We wanted to assure you and your fleet drivers that there is no fuel shortage and though there are some temporary station closures due to panic buying there is a steady supply into the UK.  

There has been a shortage of HGV drivers for some time, and we mentioned this in last week’s post. The government has been working in the background to minimise the impact that the current driver shortage has on the general public, and we have seen this be successful on the whole.

Since July the rules on HGV driving hours have been relaxed to allow drivers a few more hours on the road to try and combat the shortage of available drivers. Though this isn’t a long-term solution is has helped temporarily and continues to do so for UK haulage companies to avoid shortages in shops and fuel stations.

The hours have increased from a limit of 9 hours on four days a week and 10 hours on another two days to a limit of 10 hours for all working days, and on two of those up to 11 hours.

As this is a temporary fix then you might have seen fuel stations running low or having to close some of their pumps previously, as well as this past week of more frequent closures.

We urge you to advise your drivers to avoid panic buying based on the current media coverage, as this can create a self-fulfilling prophecy where many drivers fill up and create a shortage that the regular supply chain cannot keep up with given the current driver shortages.

Drivers should fill up at appropriate times only when needed to avoid adding to this problem and we advise sticking to the three tips below:

  • Only refuel when needed and don’t panic buy
  • Keep fuel above 1/4 of a tank to avoid running out nearby a fuel station that may be closed due to temporary shortages
  • Check you have sufficient funds / the fuel card you have is accepted before filling up

You might also want drivers to read this post on our top tips for making the most of a tank of fuel.

Fuel Cards in a Fuel Shortage

A lot of businesses offer their drivers fuel cards that they use to pay for their petrol or diesel at the garage.

These cards are great because they offer companies and their drivers a number of benefits, but during the current climate you might find your drivers are worried about whether they can use them.

 Although we do not expect the current shortages we are seeing to be anything other than temporary, and already many stations have had their supply refueled after weekend closures, we know that some stations are putting restrictions in place.

Stations might be restricting the amount you can purchase, putting a limit such as £30 or 30 litres, to ensure that more drivers can get necessary fuel and to avoid panic buyers filling up their tank or multiple containers.

Another restriction your drivers might see is particular fuel card networks not being accepted on a particular forecourt. This is one that we are seeing at a limited number of garages, and we want to assure drivers that this should not be a long-term restriction.  

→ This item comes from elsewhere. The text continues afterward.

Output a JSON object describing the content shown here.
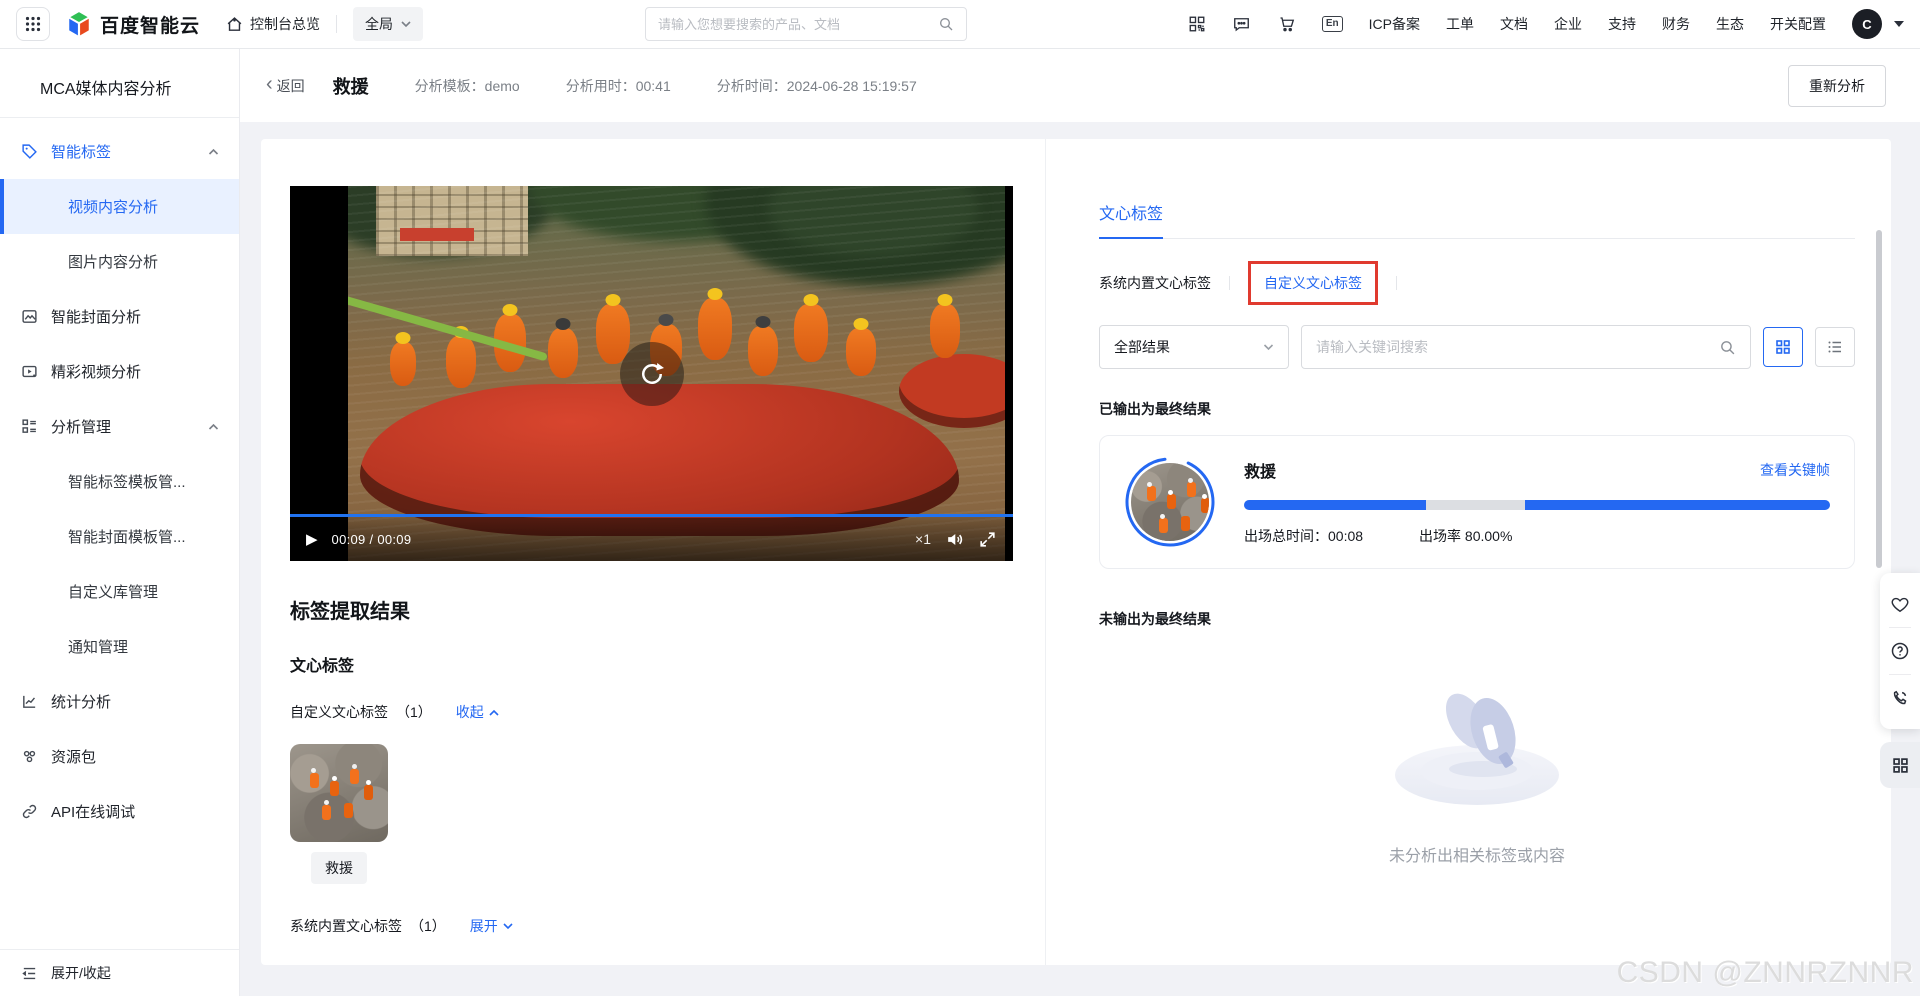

The number of sites not accepting fuel cards, or particular types of fuel cards, is minimal and they are likely to be bunker sites that are waiting for their regular fuel delivery.

Some petrol stations have always been particular about the type of fuel cards that they accept, which is why we always advise drivers to check their fuel card is accepted before using the pump.

A representative of DRIVEcard, one of the fuel card providers Wessex Fleet works with has advised: “The ‘Panic Buying’ mentality influenced by the media coverage is unnecessary.  And we would urge you not to Panic Buy.

Whilst we are seeing long queues at forecourts and fuel stations showing signs to say ‘out of fuel’ we believe this to be a direct result of panic buying. 

As a business DRIVEcard provide access to a number of Fuel card networks and we are seeing an increase to usage as a result of panic buying.”